I had a big drop in self confidence and lost my pace on catching up on to the bootcamp, however, during the past week's pair programming I met this great 2 guys who helped me to understand what callback and promises are and also gave me a motivation to work on my dream to start up a busines in Southeast Asia. However today I am here to get my blog going on again and share some things I learned today.
The sprint was about learning how to use fs.module in node.js. I know this sounds really something new but it is basically a module that allows you to read a file using JS codes.

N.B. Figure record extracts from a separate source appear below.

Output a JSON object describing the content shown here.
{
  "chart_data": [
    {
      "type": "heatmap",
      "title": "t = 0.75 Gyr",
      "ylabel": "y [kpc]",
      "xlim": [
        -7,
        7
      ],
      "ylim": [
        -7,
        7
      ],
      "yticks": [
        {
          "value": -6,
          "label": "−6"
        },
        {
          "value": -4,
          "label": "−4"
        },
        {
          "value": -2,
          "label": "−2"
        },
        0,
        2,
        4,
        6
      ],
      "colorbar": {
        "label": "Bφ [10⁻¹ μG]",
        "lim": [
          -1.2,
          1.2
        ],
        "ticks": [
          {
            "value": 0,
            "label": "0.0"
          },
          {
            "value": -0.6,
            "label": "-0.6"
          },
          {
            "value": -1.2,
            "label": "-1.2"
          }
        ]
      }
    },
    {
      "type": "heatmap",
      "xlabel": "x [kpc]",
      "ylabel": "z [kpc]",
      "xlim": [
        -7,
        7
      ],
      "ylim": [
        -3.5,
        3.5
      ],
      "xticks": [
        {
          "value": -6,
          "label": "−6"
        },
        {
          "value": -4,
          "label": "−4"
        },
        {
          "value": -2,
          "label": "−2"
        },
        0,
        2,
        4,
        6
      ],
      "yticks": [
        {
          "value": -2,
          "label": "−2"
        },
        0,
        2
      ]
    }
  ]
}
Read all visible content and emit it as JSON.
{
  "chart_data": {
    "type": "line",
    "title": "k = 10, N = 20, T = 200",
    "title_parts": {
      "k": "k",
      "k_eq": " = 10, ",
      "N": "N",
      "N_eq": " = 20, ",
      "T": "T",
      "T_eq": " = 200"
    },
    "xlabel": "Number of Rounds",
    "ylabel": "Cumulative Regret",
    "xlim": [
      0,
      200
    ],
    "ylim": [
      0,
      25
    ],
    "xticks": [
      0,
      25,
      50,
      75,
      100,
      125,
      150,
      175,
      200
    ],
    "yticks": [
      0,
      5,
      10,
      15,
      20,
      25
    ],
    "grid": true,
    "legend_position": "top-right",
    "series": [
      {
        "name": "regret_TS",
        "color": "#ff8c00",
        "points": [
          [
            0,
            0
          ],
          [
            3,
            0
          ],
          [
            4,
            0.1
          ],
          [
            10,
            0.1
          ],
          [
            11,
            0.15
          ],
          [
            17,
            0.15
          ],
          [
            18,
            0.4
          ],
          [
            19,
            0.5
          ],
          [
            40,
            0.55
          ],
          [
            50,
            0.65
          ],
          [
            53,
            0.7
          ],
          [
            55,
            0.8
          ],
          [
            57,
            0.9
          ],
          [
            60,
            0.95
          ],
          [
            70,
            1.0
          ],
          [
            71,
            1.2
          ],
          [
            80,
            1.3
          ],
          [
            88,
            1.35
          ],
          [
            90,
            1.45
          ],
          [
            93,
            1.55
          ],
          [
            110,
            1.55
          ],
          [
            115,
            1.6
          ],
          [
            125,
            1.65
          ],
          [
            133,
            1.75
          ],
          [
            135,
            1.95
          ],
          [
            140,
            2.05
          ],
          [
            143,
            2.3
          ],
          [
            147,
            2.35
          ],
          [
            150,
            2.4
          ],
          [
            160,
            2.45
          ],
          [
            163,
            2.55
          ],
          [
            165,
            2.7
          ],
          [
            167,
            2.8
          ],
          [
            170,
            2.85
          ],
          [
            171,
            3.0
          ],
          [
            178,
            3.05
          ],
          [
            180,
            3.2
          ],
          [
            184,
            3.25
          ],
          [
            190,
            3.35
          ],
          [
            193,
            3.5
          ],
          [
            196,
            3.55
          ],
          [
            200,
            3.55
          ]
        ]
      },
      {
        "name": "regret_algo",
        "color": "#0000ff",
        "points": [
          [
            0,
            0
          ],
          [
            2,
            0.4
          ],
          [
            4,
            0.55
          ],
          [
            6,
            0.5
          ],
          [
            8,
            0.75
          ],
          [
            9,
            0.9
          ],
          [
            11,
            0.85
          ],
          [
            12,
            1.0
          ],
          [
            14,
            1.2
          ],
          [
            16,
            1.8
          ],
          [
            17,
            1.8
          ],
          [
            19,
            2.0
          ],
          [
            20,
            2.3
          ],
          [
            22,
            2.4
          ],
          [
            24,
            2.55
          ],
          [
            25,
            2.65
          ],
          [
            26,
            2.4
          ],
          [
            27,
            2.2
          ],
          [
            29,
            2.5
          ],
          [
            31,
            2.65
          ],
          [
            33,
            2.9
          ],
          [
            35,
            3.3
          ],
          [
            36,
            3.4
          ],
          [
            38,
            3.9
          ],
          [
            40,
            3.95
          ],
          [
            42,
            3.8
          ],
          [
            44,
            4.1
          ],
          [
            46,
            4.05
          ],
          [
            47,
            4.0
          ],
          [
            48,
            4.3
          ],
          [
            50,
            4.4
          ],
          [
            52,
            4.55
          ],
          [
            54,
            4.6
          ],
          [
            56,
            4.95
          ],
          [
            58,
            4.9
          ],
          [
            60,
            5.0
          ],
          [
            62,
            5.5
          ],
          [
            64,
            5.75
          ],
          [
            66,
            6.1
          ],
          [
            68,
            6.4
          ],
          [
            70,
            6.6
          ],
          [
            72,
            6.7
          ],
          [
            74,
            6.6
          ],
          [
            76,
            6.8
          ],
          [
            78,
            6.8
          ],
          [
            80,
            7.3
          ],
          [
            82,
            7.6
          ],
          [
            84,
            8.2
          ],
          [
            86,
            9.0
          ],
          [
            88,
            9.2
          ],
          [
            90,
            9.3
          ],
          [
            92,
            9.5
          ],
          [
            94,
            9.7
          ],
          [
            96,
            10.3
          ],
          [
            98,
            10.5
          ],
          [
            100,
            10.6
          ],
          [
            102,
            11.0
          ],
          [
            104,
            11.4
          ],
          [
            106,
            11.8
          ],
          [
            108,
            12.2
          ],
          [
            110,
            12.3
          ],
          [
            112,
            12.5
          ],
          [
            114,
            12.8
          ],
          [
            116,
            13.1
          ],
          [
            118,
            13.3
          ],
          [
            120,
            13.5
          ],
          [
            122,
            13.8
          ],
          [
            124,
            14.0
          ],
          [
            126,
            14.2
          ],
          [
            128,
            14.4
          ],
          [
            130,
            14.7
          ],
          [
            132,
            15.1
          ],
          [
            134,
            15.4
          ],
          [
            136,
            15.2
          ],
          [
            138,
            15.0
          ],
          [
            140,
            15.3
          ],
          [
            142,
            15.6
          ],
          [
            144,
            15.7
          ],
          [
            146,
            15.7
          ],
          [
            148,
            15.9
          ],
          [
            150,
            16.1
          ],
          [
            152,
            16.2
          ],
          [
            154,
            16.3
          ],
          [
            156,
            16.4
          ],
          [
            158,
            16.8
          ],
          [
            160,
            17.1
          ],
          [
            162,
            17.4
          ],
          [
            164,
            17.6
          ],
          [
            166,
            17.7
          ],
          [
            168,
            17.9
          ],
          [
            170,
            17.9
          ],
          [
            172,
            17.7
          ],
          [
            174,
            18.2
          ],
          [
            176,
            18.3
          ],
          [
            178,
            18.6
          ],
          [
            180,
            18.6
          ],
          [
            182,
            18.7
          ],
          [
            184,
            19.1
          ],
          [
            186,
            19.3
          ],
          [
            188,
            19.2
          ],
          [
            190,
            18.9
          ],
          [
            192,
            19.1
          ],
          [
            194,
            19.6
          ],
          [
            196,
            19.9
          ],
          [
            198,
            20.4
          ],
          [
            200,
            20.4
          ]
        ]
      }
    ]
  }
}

The sprint required me to construct a code that reads a file and then use callbacks, promises, and async/await to return the merged data.
The first challenge was to come up with a function that reads a given file and returns the information in the given file.
const fs = require("fs"); // this lets you use the fs.module it is something like the import command in React.
const getDataFromFile = function (filePath, callback) {
fs.readFile(filePath, 'utf-8', (error, data) => { // this is how you use the fs.module inside your function. The first parameter is the location of the file you want to read on, the second is some kind of code I will have to study on, and the third is a callback function which holds a parameter of error and data.
if (error) callback(error, null);
else callback(null, data)
})
}
Next is using the promise constructor to accomplish the same thing as the above code.
const fs = require("fs");
const getDataFromFilePromise = filePath => {
return new Promise((resolve, reject) => {
fs.readFile(filePath, 'utf-8', (error, data) => {
if (error) reject(error) // When using Promise constructor instead, you don't have to throw an error when the information holds an error, we use reject as a function to throw an error.
else resolve(data) // We then use resolve when the data is given and is not an error.